Systemic inflammation associated with GCA may modulate thrombotic responses by upregulating procoagulants, downregulating anticoagulants and suppressing fibrinolysis.(10) Furthermore, myointimal thickening, stenosis, or occlusion of vessel lumen may contribute to thrombosis.(11) In addition, thrombocytosis with platelet counts of >400,000/mm3 commonly occurs in active GCA and may also play a role.(1215)
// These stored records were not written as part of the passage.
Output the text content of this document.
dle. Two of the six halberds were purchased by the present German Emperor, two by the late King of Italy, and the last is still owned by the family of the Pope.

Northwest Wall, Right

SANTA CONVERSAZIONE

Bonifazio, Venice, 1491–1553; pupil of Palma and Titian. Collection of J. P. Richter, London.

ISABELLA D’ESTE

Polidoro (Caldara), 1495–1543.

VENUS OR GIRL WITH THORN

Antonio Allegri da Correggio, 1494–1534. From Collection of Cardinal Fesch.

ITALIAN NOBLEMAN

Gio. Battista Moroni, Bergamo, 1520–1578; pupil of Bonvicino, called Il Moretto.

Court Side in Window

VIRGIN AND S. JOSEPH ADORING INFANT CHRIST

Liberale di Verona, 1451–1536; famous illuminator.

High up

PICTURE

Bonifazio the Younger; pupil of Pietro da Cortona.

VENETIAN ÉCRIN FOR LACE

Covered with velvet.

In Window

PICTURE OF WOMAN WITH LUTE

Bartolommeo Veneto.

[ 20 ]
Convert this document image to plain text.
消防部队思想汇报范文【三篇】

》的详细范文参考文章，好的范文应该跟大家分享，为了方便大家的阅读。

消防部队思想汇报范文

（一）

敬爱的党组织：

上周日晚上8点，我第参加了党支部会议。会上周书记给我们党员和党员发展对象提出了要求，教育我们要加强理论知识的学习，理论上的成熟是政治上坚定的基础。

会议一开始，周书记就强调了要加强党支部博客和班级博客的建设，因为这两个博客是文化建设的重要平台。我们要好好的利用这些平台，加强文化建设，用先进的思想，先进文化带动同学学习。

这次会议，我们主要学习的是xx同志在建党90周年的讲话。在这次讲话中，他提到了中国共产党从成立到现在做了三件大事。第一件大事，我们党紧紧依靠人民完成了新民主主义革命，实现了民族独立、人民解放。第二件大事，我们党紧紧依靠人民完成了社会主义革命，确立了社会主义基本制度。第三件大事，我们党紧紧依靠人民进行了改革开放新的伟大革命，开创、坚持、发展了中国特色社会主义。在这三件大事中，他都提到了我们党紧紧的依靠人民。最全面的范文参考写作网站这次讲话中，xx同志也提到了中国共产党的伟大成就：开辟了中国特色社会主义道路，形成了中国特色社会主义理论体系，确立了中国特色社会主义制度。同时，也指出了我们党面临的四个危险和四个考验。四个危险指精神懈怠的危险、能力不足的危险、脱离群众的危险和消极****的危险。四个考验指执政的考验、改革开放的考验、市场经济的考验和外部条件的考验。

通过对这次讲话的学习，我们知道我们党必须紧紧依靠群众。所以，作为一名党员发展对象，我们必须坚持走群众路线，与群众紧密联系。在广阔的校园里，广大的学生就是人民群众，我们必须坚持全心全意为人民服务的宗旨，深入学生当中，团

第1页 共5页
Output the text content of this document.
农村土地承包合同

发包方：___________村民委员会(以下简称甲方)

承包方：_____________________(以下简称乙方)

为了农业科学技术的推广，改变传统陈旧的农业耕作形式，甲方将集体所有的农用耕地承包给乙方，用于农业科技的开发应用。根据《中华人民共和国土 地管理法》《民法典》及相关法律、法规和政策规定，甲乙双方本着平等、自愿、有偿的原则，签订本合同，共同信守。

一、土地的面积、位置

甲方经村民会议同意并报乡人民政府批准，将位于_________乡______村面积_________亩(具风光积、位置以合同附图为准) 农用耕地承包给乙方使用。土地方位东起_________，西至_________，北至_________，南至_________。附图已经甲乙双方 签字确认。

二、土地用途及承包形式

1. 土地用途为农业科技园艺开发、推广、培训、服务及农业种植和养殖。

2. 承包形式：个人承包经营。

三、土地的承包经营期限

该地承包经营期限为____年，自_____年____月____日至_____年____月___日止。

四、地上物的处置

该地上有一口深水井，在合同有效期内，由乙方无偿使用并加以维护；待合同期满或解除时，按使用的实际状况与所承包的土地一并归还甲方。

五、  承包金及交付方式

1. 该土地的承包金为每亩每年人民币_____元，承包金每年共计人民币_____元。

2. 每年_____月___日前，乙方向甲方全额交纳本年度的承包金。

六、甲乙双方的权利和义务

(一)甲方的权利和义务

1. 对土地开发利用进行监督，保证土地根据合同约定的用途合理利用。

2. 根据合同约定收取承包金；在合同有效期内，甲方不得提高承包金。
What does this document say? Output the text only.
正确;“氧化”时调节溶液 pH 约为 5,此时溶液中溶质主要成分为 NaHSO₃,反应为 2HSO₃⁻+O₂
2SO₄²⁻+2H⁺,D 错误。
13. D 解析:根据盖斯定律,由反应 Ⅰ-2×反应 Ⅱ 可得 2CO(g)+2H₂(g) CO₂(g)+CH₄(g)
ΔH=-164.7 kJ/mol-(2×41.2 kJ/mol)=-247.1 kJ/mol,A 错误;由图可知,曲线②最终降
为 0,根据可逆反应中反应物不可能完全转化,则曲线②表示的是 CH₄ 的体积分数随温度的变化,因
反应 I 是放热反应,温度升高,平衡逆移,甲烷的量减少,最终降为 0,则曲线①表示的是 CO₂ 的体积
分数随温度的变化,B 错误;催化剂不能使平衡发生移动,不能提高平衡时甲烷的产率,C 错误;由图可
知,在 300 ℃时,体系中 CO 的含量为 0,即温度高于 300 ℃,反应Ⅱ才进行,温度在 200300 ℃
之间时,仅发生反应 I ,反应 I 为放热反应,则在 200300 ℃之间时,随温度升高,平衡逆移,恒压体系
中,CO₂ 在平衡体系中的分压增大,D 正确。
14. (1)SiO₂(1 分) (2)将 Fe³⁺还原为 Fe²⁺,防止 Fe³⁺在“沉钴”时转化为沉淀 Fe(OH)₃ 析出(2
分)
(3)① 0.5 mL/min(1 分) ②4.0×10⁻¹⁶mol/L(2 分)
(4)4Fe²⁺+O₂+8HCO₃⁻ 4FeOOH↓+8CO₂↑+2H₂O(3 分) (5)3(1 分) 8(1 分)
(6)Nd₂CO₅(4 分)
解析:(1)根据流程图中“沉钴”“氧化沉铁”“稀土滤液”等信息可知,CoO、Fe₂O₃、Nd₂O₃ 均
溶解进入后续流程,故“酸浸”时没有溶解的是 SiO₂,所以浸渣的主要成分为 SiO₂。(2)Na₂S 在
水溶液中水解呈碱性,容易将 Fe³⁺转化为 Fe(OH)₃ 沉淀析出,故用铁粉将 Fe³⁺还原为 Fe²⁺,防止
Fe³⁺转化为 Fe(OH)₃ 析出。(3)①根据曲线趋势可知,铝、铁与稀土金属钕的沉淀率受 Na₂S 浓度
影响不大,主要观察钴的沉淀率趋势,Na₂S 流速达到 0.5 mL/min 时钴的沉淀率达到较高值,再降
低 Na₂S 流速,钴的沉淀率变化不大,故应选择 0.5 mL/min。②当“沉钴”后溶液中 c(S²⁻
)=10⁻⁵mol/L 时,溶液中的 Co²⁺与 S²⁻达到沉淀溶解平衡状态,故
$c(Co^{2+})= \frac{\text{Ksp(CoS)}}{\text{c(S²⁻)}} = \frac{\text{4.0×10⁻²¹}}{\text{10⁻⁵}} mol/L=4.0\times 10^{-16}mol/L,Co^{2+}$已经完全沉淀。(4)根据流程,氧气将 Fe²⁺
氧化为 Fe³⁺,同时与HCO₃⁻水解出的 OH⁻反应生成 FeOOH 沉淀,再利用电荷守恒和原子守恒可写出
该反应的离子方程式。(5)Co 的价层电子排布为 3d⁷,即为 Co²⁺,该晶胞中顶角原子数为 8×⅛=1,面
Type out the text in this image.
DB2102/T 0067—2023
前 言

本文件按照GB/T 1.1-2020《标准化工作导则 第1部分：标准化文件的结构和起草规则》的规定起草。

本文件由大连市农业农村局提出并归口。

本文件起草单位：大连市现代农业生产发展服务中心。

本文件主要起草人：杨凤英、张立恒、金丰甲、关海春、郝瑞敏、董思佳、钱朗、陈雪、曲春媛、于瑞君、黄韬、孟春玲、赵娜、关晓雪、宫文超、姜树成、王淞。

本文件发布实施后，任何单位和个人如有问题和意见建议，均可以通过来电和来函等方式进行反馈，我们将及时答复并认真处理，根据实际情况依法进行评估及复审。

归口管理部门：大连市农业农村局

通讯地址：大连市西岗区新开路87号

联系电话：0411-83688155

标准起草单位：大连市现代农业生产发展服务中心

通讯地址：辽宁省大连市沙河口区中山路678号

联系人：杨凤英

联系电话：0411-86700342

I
While a recent Swedish nationwide study of hospitalized patients described a 1.9 times increased risk of PE in patients with polymyalgia rheumatica (PMR),(16) we are not aware of any large scale or general population data on this outcome among GCA patients. Since PE represents a common and often fatal vascular event,(17) accurate understanding of this risk among this most common vasculitis syndrome is crucial. To address this issue, we evaluated the risk of incident PE and DVT among incident GCA patients compared to controls in an unselected general population context.

METHODS

Data source

We used a province-wide database (N= ~ 4.7 million) from the British Columbia (BC) healthcare system, which is based on universal health coverage. The Population Data (PopData) BC (formerly known as the British Columbia Linked Health Databases, BCLHD) captures population-based administrative data including linkable data files on all provincially funded healthcare professional visits, hospital admissions and discharges, interventions, investigations, demographic data, cancer registry and vital statistics since 1990. Furthermore, PopData BC encompasses the comprehensive prescription drug database, PharmaNet, with data since 1996. Numerous general population-based studies have been successfully conducted based on these databases.(1822)

Study Design

We conducted matched cohort analyses for incident VTE (i.e. PE or DVT) among individuals with incident GCA (GCA cohort) as compared with individuals without GCA (comparison cohort) using data from PopData BC. For the comparison cohorts, we matched up to ten individuals without GCA to each GCA case based on age, sex, and calendar year of study entry.

Incident GCA Cohort

We created an incident GCA cohort with cases diagnosed for the first time between January 1996 and December 2010 with no GCA history or diagnosis recorded over the prior six years (i.e., from January 1990). Our study definition of GCA consisted of a) ≥ 40 years of age; b) One International Classification of Diseases, Ninth Revision, Clinical Modification (ICD-9-CM) code for GCA by a rheumatologist (ICD-9-CM 446.5) or from hospital (ICD-9-CM 446.5, ICD-10 M31.5) or two ICD-9-CM codes for GCA at least two months and no more than two years apart by a non-rheumatologist physician; c) At least one prescription of oral glucocorticoids between one month before and 6 months after the second GCA visit (or first visit if diagnosed in hospital or by a rheumatologist). Similar GCA definitions have been used previously in a general population database and found to have a positive predictive value of 91%.(23, 24) To further improve specificity, we excluded individuals with at least two visits greater than two months apart subsequent to the GCA diagnostic visit with other inflammatory disease diagnoses (e.g., rheumatoid arthritis, psoriatic arthritis, spondyloarthropathies, systemic lupus erythematosus, and inflammatory myopathies). Moreover, in a sensitivity analysis, we used a more stringent definition of GCA that required five or more prescriptions of glucocorticoids.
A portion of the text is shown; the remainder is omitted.